U.S. authorities have charged Anar Rustamov in an alleged ₹84.5 crore Medicare Advantage fraud scheme involving fake medical equipment claims, identity misuse and money laundering, exposing fresh vulnerabilities in healthcare billing systems and raising alarm over large-scale abuse of government-backed medical programmes.

Anar Rustamov Charged in ₹84.5 Crore Medicare Fraud Scheme

The420 Correspondent
4 Min Read

Washington | A massive financial fraud targeting the U.S. healthcare system has come to light, with authorities alleging a scam worth nearly $90 million (nearly ₹84.5 crore). A 38-year-old accused, Anar Rustamov, has been charged with multiple serious offences, including healthcare fraud and money laundering, spanning 14 counts. He is currently absconding, and efforts to locate him are underway.

Investigations reveal that the network specifically targeted the government-backed Medicare Advantage programmed. Over a span of just nine months, thousands of fraudulent claims were allegedly filed to extract funds from the system. These claims involved medical equipment such as blood glucose monitors and orthotic braces. However, probes found that either the equipment was never delivered or was not medically necessary.

FCRF Launches Premier CISO Certification Amid Rising Demand for Cybersecurity Leadership

According to investigators, the operation was carried out through an entity named “Dublin Helping Hand,” which was allegedly created and controlled by Rustamov. This platform was used to process fake billing and submit fraudulent claims on a large scale. Authorities state that most of the claims filed through this organisation were entirely fabricated.

One of the most alarming aspects of the case is the misuse of identities. Many individuals whose names appeared in the claims were reportedly unaware that their personal information had been used. This large-scale identity misuse not only caused financial losses but also raised serious concerns about the integrity of the healthcare system.

Under legal provisions, if convicted, the accused could face up to 20 years in prison for each count, along with fines of up to $250,000 (around ₹2 crore) per charge. Given the number of charges, the total penalty could be significantly higher.

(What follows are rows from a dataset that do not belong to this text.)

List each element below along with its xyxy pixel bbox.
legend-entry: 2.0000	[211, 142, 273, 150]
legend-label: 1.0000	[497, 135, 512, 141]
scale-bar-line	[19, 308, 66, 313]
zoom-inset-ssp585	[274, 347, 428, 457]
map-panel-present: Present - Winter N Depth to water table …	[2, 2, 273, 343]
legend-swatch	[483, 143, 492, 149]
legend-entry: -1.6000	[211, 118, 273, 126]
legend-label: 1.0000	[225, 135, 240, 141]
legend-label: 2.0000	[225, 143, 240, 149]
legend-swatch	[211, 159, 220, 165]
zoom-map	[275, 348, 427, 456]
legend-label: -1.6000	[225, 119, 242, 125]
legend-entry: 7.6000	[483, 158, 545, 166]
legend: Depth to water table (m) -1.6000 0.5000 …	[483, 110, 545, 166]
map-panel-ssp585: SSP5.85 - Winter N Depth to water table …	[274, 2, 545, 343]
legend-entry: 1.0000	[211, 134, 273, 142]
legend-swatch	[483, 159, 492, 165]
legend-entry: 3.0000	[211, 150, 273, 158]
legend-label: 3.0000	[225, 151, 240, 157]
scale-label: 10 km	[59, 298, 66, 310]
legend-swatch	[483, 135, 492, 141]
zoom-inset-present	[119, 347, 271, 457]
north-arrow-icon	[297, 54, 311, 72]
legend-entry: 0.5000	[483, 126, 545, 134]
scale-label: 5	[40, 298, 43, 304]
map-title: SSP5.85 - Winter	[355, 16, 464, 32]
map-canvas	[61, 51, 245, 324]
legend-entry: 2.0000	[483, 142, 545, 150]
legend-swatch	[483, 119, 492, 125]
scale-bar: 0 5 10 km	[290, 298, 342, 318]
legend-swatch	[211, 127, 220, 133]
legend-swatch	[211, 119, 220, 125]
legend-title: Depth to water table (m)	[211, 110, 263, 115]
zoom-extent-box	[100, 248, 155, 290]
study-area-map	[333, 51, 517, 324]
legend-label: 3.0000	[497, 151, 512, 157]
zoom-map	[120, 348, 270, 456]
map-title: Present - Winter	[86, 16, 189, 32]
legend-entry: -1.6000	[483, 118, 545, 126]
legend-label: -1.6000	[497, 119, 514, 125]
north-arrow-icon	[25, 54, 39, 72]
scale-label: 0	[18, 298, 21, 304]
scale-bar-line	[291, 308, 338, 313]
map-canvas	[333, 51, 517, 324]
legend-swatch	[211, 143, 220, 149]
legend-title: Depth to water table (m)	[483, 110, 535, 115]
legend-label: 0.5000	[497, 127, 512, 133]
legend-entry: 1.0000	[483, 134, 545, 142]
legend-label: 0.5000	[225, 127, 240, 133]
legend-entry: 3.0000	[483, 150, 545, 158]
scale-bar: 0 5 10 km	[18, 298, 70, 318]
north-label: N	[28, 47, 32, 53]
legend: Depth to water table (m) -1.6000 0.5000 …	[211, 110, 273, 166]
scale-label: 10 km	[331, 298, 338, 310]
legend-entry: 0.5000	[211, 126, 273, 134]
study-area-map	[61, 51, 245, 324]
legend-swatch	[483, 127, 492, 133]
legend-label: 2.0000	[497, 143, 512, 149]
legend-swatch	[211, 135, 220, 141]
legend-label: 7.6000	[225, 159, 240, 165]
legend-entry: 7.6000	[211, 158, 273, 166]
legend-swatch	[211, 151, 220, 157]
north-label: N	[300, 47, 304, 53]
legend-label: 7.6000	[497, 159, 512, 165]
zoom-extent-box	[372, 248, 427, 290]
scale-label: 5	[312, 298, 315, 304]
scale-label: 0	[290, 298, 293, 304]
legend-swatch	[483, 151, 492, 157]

Authorities have described the case as a well-planned and extensive conspiracy aimed at siphoning off government funds. Officials noted that this was not an isolated incident but part of a structured network that exploited systemic loopholes using technical and administrative gaps.

Further investigation suggests that the network carefully studied vulnerabilities within the system and designed fraudulent claims accordingly. By submitting a large volume of claims simultaneously, the operation initially appeared routine, allowing it to evade early detection.

Experts believe that such cases highlight the critical importance of data security and real-time monitoring in digital systems. Without timely identification of suspicious patterns, such networks can continue operating undetected for extended periods, leading to substantial financial damage.

The case underscores how fraud tactics are rapidly evolving, even in sensitive sectors like healthcare. Strengthening surveillance mechanisms, prioritising data protection, and ensuring swift action against anomalies have become essential to prevent such incidents.

The investigation is ongoing, and authorities are working to identify other individuals linked to the network. A clearer picture of the entire operation is expected to emerge once the accused is apprehended.